What can you find in Kalimantan that you won't find anywhere else?
When considering Kalimantan holidays, we like to cast our minds back to the eccentric British explorer Alfred Russell Wallace - the often-forgotten partner in crime of Charles Darwin – who spent much time exploring the rainforests of Kalimantan in the 19th century. In fact, the sightings of flying frogs in the jungle canopy of Kalimantan were one of the triggers for his evolutionary theories. The equally eccentric Brit comedian Bill Bailey travelled to Borneo a few years back, to trace Wallace's steps, and bring the exoticism of Kalimantan back into the national psyche.
The great news for us is that parts of Kalimantan are really quite accessible, but still retain an air of mystery, and remain very much off the well-worn path. Some of the lucky so-and-so's here at Original Travel have explored many orangutan habitats within Malaysia and Indonesia, and Tanjung Puting National Park secures the top spot.
Tanjung Puting National Park covers over 1,600 square miles of ground and is home to the largest population of orangutans on the planet, estimated at around 6,000. Travellers will spend days exploring the pandanus fringed waterways of the Sekonyer river aboard a private Klotok houseboat. As the river runs from murky brown to inky black (concealing the crocs!), it connects a number of orangutan feeding posts, where travellers are rewarded with a close-up view of these incredible creatures.

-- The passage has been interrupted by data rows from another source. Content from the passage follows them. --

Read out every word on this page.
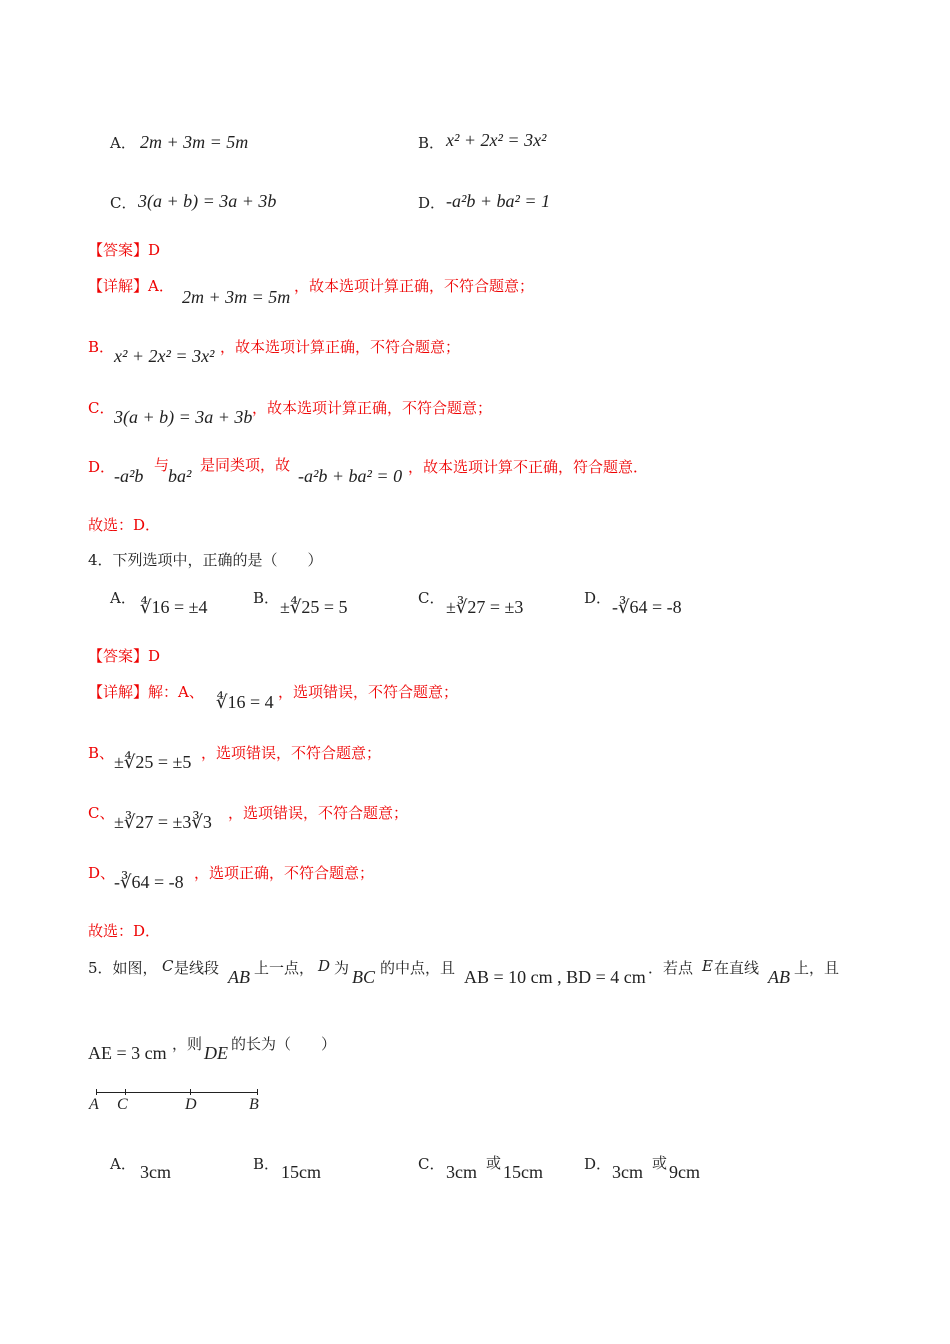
A． 2m + 3m = 5m	B． x² + 2x² = 3x²
C． 3(a + b) = 3a + 3b	D． -a²b + ba² = 1
【答案】D
【详解】A．
2m + 3m = 5m
，故本选项计算正确，不符合题意；
B． x² + 2x² = 3x² ，故本选项计算正确，不符合题意；
C． 3(a + b) = 3a + 3b ，故本选项计算正确，不符合题意；
D．
-a²b
与
ba²
是同类项，故
-a²b + ba² = 0 ，故本选项计算不正确，符合题意．
故选：D．
4．下列选项中，正确的是（　　）
A． ∜16 = ±4	B． ±∜25 = 5	C． ±∛27 = ±3	D． -∛64 = -8
【答案】D
【详解】解：A、 ∜16 = 4 ，选项错误，不符合题意；
B、 ±∜25 = ±5 ，选项错误，不符合题意；
C、 ±∛27 = ±3∛3 ，选项错误，不符合题意；
D、
-∛64 = -8 ，选项正确，不符合题意；
故选：D．
5．如图， C 是线段 AB 上一点， D 为 BC 的中点，且 AB = 10 cm , BD = 4 cm ．若点 E 在直线 AB 上，且
AE = 3 cm ，则 DE 的长为（　　）
A C	D	B
A． 3cm	B． 15cm	C． 3cm 或 15cm	D． 3cm 或 9cm
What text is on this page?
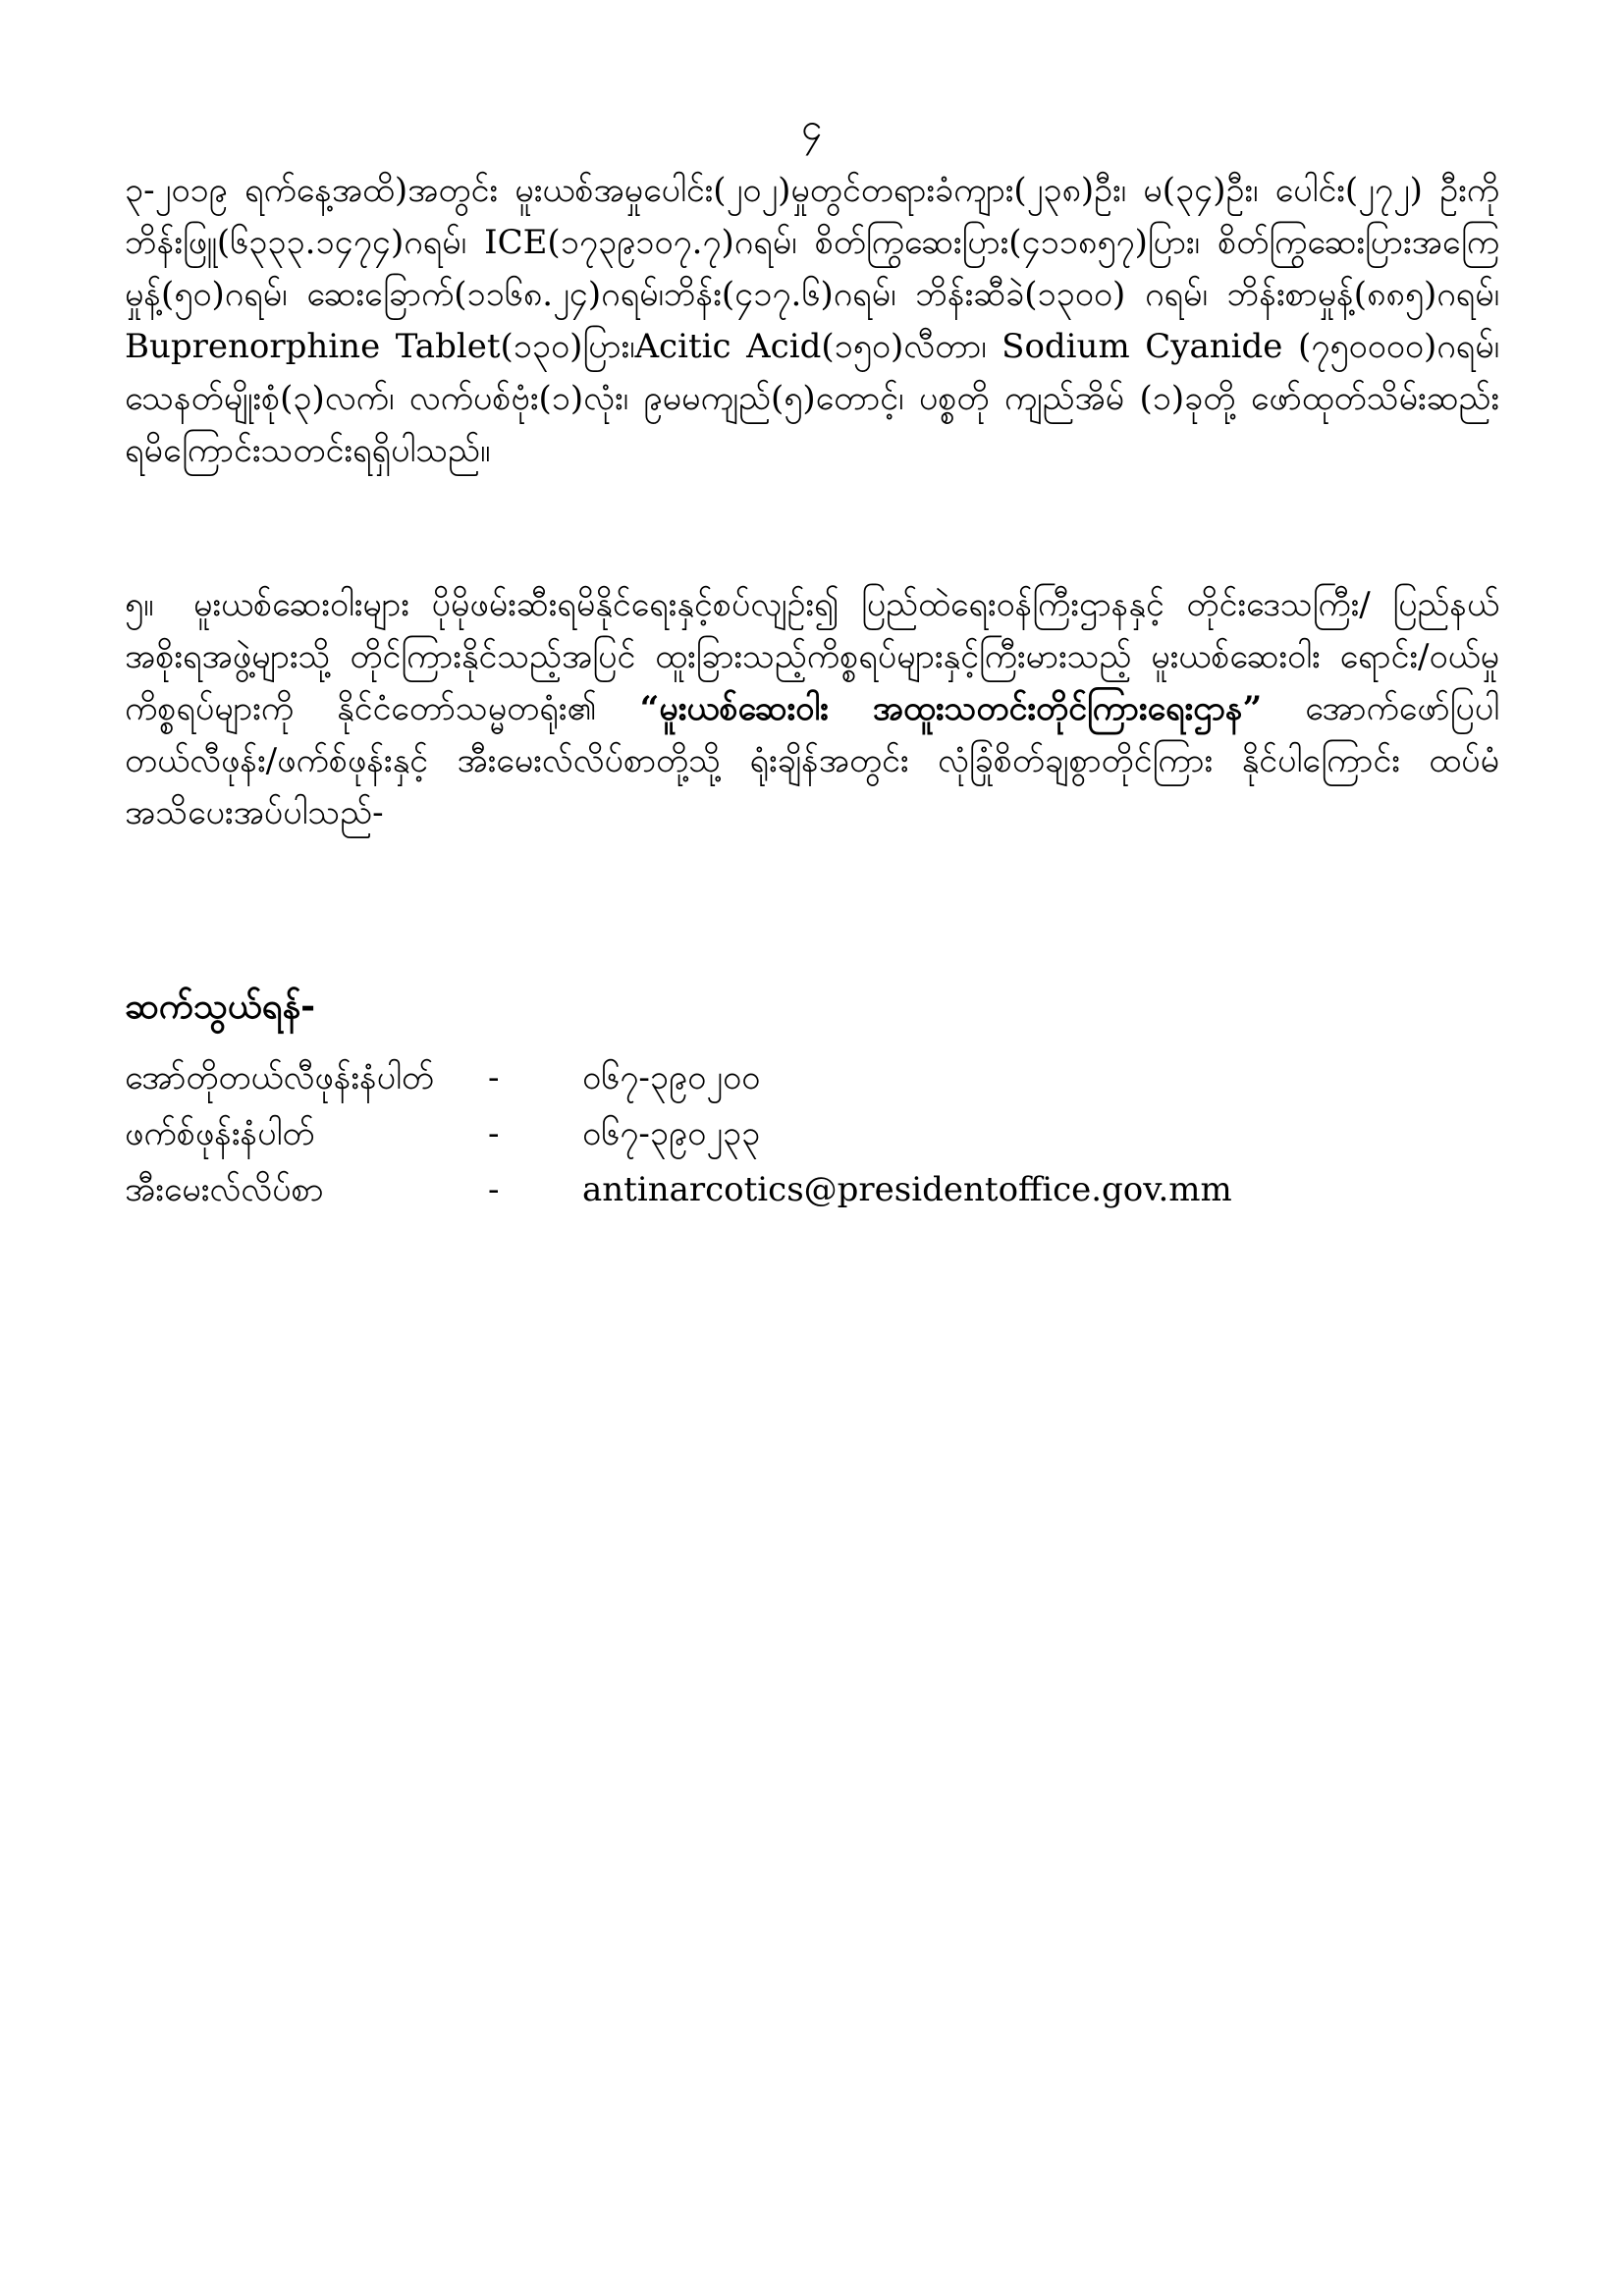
၄
၃-၂၀၁၉ ရက်နေ့အထိ)အတွင်း မူးယစ်အမှုပေါင်း(၂၀၂)မှုတွင်တရားခံကျား(၂၃၈)ဦး၊ မ(၃၄)ဦး၊ ပေါင်း(၂၇၂) ဦးကို ဘိန်းဖြူ(၆၃၃၃.၁၄၇၄)ဂရမ်၊ ICE(၁၇၃၉၁၀၇.၇)ဂရမ်၊ စိတ်ကြွဆေးပြား(၄၁၁၈၅၇)ပြား၊ စိတ်ကြွဆေးပြားအကြေမှုန့်(၅၀)ဂရမ်၊ ဆေးခြောက်(၁၁၆၈.၂၄)ဂရမ်၊ဘိန်း(၄၁၇.၆)ဂရမ်၊ ဘိန်းဆီခဲ(၁၃၀၀) ဂရမ်၊ ဘိန်းစာမှုန့်(၈၈၅)ဂရမ်၊ Buprenorphine Tablet(၁၃၀)ပြား၊Acitic Acid(၁၅၀)လီတာ၊ Sodium Cyanide (၇၅၀၀၀၀)ဂရမ်၊ သေနတ်မျိုးစုံ(၃)လက်၊ လက်ပစ်ဗုံး(၁)လုံး၊ ၉မမကျည်(၅)တောင့်၊ ပစ္စတို ကျည်အိမ် (၁)ခုတို့ ဖော်ထုတ်သိမ်းဆည်းရမိကြောင်းသတင်းရရှိပါသည်။
၅။ မူးယစ်ဆေးဝါးများ ပိုမိုဖမ်းဆီးရမိနိုင်ရေးနှင့်စပ်လျဉ်း၍ ပြည်ထဲရေးဝန်ကြီးဌာနနှင့် တိုင်းဒေသကြီး/ ပြည်နယ်အစိုးရအဖွဲ့များသို့ တိုင်ကြားနိုင်သည့်အပြင် ထူးခြားသည့်ကိစ္စရပ်များနှင့်ကြီးမားသည့် မူးယစ်ဆေးဝါး ရောင်း/ဝယ်မှုကိစ္စရပ်များကို နိုင်ငံတော်သမ္မတရုံး၏ “မူးယစ်ဆေးဝါး အထူးသတင်းတိုင်ကြားရေးဌာန” အောက်ဖော်ပြပါ တယ်လီဖုန်း/ဖက်စ်ဖုန်းနှင့် အီးမေးလ်လိပ်စာတို့သို့ ရုံးချိန်အတွင်း လုံခြုံစိတ်ချစွာတိုင်ကြား နိုင်ပါကြောင်း ထပ်မံအသိပေးအပ်ပါသည်-
ဆက်သွယ်ရန်-
အော်တိုတယ်လီဖုန်းနံပါတ်	-	၀၆၇-၃၉၀၂၀၀
ဖက်စ်ဖုန်းနံပါတ်	-	၀၆၇-၃၉၀၂၃၃
အီးမေးလ်လိပ်စာ	-	antinarcotics@presidentoffice.gov.mm
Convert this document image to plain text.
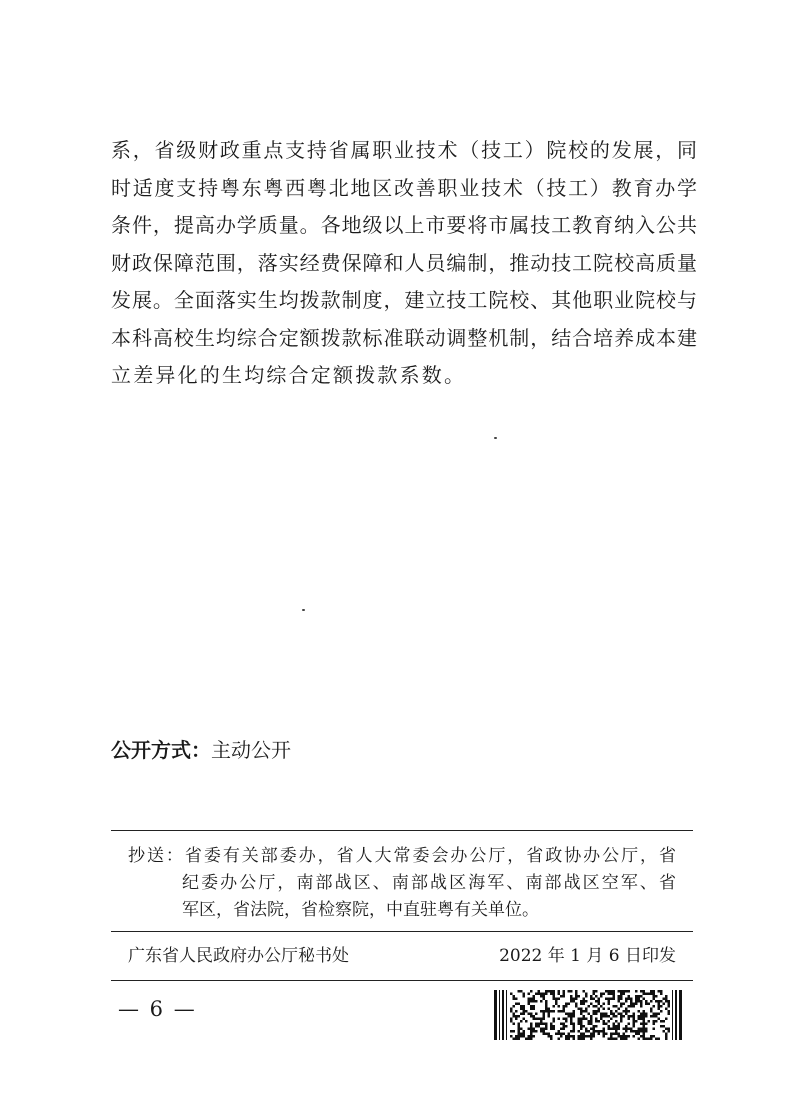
系，省级财政重点支持省属职业技术（技工）院校的发展，同
时适度支持粤东粤西粤北地区改善职业技术（技工）教育办学
条件，提高办学质量。各地级以上市要将市属技工教育纳入公共
财政保障范围，落实经费保障和人员编制，推动技工院校高质量
发展。全面落实生均拨款制度，建立技工院校、其他职业院校与
本科高校生均综合定额拨款标准联动调整机制，结合培养成本建
立差异化的生均综合定额拨款系数。
公开方式：主动公开
抄送：省委有关部委办，省人大常委会办公厅，省政协办公厅，省
纪委办公厅，南部战区、南部战区海军、南部战区空军、省
军区，省法院，省检察院，中直驻粤有关单位。
广东省人民政府办公厅秘书处	2022 年 1 月 6 日印发
— 6 —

And for those who like a dose of culture with their wildlife exploration, a river cruise along the Sungai Kahayan will include visits to traditional Dayak Villages – a tribe once renowned for their ‘headhunting' prowess. Thankfully, today, guests are welcomed with open arms, and leave with heads firmly attached. Their longhouses can be found near Kalimantan’s many waterways, creating a sense of community between the current that you’d be hard pushed to find elsewhere.
Why visit Kalimantan?
Its cities are humble in comparison to its expansive natural landscape and accompanying wildlife, but holidays to Kalimantan will soon reveal the sense of serenity and peace that’s felt here. It’s a slice of Eden-esq paradise, where seclusion is king and you can road trip your way around the island for weeks without meeting a fellow foreigner (so having some useful Bahasa Indonesian phrases in your locker might be handy). This is a place that feels like an ode to times gone by, championing a simpler and slower pace of life that can be felt rippling throughout the island - proving that holidays in Kalimantan aren’t solely about orangutans and rainforests. In fact, there’s plenty of exceptional diving spots and areas brimming with tribal culture to experience. It’s this slowly developing reputation that’s been drawing the adventurous travellers like moths to a flame, as they seek their own tailor-made holidays Kalimantan style.